WEDNESDAY, Dec. 15, 2021 (HealthDay News) — Risk factors independently associated with increased odds of developing COVID-19 include Asian/Asian British versus White ethnicity, household overcrowding, and elevated body mass index, according to a study published online Nov. 30 in Thorax.
Hayley Holt, from Queen Mary University of London, and colleagues conducted a prospective, population-based cohort study from May 1, 2020, to Feb. 5, 2021, to examine potential risk factors for developing COVID-19. An online questionnaire was used to capture baseline information on potential risk factors.

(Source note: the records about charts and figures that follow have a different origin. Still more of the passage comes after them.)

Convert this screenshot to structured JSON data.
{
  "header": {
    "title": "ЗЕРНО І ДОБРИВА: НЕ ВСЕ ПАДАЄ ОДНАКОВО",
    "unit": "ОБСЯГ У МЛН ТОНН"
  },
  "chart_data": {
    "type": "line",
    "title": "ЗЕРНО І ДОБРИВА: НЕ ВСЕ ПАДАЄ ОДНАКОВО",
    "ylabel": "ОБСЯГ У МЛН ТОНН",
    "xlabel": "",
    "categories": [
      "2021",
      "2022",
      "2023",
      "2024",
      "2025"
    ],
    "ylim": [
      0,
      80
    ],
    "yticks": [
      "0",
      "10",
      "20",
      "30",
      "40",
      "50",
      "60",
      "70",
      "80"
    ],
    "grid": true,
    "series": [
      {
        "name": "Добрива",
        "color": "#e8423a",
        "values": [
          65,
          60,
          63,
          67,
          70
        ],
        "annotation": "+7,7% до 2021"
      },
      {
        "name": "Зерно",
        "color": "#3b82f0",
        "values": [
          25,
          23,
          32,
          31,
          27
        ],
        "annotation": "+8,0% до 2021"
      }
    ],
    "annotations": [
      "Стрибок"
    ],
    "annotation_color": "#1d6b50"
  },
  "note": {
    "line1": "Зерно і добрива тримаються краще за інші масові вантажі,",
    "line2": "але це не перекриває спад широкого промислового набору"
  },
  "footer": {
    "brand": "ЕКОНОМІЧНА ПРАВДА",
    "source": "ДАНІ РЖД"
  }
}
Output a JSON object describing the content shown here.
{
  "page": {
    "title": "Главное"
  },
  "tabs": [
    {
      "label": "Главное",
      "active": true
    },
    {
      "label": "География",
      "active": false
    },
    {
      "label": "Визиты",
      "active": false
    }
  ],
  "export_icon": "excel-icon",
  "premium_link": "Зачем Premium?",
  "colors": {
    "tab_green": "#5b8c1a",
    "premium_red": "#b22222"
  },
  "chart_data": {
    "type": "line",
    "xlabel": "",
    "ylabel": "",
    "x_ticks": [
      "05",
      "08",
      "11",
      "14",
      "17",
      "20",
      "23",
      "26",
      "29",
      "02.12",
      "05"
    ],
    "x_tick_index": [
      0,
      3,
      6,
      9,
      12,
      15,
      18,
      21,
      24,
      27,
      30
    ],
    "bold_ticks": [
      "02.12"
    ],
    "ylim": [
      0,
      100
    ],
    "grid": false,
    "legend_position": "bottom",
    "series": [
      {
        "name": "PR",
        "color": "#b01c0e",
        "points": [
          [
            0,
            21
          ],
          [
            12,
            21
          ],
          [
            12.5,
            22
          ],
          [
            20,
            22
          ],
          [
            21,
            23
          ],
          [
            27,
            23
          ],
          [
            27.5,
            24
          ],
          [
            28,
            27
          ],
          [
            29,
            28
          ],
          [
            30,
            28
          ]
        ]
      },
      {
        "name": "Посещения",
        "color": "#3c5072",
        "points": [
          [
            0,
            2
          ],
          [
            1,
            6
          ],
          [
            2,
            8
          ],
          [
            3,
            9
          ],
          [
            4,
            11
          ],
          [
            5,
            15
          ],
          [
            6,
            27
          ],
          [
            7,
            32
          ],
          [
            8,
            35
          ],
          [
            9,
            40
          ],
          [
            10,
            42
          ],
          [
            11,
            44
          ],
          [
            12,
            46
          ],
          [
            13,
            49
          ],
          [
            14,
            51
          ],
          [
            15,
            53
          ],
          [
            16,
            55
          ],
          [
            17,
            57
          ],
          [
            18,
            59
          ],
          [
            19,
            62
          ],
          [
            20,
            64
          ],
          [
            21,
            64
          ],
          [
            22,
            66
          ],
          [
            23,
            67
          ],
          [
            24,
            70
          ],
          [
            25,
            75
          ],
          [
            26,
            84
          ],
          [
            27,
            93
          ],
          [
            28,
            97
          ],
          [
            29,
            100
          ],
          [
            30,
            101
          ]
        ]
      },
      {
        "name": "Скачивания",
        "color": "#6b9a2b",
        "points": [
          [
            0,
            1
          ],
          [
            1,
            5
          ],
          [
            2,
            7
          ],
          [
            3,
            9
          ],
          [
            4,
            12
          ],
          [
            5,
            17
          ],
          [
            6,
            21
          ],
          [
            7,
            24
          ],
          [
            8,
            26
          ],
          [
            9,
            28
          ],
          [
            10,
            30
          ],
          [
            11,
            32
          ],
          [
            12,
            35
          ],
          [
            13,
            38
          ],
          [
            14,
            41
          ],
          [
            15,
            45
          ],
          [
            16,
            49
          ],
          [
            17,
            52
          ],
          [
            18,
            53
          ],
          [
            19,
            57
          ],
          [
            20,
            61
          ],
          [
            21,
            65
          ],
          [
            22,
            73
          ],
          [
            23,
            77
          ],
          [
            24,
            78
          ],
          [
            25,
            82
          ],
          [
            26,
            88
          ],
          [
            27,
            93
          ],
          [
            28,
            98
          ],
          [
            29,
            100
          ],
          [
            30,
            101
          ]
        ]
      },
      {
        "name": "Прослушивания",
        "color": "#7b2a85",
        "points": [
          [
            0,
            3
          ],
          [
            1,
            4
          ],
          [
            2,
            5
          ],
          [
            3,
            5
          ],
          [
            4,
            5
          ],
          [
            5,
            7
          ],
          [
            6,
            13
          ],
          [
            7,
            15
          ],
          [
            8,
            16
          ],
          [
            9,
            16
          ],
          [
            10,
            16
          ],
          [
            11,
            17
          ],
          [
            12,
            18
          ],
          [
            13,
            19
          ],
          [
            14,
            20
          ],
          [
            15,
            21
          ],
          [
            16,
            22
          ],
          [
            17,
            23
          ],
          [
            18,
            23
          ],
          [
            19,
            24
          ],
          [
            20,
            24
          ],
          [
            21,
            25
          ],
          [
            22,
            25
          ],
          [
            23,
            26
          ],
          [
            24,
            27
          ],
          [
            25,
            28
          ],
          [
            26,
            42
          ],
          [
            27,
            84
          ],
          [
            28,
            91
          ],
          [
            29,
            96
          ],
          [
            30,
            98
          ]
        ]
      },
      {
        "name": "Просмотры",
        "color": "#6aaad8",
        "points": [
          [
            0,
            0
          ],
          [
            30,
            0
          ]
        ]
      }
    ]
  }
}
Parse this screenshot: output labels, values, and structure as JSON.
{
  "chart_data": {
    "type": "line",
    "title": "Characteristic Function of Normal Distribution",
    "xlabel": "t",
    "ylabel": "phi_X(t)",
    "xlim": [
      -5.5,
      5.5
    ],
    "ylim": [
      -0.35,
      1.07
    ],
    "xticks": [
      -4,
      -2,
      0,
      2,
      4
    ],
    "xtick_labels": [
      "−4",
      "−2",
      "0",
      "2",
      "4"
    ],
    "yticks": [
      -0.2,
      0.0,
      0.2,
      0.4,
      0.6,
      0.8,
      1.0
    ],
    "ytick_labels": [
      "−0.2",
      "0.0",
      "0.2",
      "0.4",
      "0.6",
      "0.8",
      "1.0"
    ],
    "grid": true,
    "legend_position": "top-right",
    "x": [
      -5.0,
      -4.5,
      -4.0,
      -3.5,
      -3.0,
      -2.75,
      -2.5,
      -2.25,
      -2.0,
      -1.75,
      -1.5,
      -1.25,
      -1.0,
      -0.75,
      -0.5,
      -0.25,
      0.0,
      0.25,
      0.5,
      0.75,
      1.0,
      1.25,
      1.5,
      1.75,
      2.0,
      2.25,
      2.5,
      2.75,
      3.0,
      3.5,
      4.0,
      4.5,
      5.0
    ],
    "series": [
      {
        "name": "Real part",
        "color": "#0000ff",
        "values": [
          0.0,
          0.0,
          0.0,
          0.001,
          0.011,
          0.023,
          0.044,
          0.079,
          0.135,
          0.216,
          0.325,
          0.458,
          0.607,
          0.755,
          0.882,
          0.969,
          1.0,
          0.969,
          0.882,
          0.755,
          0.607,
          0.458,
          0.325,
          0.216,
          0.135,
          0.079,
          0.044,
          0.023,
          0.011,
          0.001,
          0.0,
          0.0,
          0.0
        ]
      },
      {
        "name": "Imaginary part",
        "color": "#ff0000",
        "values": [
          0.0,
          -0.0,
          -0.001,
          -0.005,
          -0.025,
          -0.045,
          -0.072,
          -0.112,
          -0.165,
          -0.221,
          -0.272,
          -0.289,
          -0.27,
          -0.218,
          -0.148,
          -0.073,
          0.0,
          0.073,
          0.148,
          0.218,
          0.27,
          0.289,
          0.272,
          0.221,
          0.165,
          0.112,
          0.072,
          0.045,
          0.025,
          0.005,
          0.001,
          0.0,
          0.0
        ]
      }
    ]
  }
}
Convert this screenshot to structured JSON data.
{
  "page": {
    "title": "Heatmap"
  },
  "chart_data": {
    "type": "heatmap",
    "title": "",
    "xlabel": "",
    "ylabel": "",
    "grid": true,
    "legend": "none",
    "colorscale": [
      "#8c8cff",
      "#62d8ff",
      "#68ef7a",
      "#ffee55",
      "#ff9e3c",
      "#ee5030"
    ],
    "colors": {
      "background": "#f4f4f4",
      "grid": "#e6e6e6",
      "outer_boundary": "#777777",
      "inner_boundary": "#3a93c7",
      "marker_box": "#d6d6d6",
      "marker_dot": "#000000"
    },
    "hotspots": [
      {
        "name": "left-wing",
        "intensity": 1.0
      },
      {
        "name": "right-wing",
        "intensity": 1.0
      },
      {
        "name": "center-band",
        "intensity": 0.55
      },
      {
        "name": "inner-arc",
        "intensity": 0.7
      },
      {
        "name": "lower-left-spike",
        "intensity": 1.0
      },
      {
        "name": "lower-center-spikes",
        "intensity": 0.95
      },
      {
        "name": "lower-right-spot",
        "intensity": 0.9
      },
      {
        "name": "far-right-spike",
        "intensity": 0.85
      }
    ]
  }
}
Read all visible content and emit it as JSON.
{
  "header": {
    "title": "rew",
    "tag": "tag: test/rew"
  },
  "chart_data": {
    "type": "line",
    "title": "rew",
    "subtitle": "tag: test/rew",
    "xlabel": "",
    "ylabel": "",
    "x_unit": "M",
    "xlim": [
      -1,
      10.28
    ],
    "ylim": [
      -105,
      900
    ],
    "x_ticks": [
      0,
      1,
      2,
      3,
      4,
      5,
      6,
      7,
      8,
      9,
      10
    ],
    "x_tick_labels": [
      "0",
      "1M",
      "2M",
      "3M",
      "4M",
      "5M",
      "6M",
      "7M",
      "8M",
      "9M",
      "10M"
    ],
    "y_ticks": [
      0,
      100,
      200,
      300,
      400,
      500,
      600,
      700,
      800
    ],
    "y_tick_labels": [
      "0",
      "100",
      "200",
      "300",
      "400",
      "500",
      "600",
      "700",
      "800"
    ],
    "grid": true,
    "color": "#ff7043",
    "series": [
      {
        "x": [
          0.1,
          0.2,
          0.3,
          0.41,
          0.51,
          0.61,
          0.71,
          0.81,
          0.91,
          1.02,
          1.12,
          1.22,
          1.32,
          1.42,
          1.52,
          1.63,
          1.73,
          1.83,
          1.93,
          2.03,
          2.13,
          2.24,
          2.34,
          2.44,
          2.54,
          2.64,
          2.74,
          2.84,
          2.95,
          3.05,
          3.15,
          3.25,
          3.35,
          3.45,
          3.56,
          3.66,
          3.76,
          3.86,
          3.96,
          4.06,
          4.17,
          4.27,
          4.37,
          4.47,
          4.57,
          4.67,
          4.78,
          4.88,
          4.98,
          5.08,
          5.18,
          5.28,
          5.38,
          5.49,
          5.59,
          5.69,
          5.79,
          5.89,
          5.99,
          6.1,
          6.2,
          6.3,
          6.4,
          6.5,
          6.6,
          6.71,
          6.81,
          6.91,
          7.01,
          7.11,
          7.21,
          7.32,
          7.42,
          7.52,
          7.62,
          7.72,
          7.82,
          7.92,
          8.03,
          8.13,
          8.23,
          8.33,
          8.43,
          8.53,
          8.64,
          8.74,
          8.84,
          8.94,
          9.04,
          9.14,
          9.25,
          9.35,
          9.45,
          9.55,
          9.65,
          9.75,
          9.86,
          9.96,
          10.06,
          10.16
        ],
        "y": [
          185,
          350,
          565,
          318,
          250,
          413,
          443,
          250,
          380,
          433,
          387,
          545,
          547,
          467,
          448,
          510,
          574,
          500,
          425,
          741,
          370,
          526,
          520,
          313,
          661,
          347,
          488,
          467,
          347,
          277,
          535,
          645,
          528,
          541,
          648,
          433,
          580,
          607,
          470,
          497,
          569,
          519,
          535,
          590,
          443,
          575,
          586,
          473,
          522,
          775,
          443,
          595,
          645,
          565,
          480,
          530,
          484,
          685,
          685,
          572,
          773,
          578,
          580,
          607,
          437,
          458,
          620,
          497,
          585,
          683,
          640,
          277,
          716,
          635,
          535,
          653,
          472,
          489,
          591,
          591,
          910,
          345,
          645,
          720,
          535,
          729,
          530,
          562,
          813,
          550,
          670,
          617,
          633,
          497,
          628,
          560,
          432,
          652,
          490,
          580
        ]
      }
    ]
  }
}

The researchers found 446 incident cases of COVID-19 in 15,227 participants (2.9 percent). Increased odds of developing COVID-19 were independently associated with Asian/Asian British versus White ethnicity (adjusted odds ratio [aOR], 2.28), household overcrowding (aOR per additional 0.5 people/bedroom, 1.26), any versus no visits to/from other households in the previous week (aOR, 1.31), number of visits to indoor public places (aOR per extra visit per week, 1.05), frontline versus no frontline occupation, excluding health/social care (aOR, 1.49), and elevated body mass index (aORs, 1.50 and 1.39 for 25.0 to 30.0 kg/m2 and >30.0 kg/m2, respectively, versus <25.0 kg/m2). There was an independent association for atopic disease with reduced odds of developing COVID-19 (aOR, 0.75). There were no independent associations for age, sex, other medical conditions, diet, or micronutrient supplement use.
“This study sheds new light on the degree of overlap between risk factors for developing COVID-19 (irrespective of severity) versus risk factors for developing severe or fatal disease specifically,” the authors write.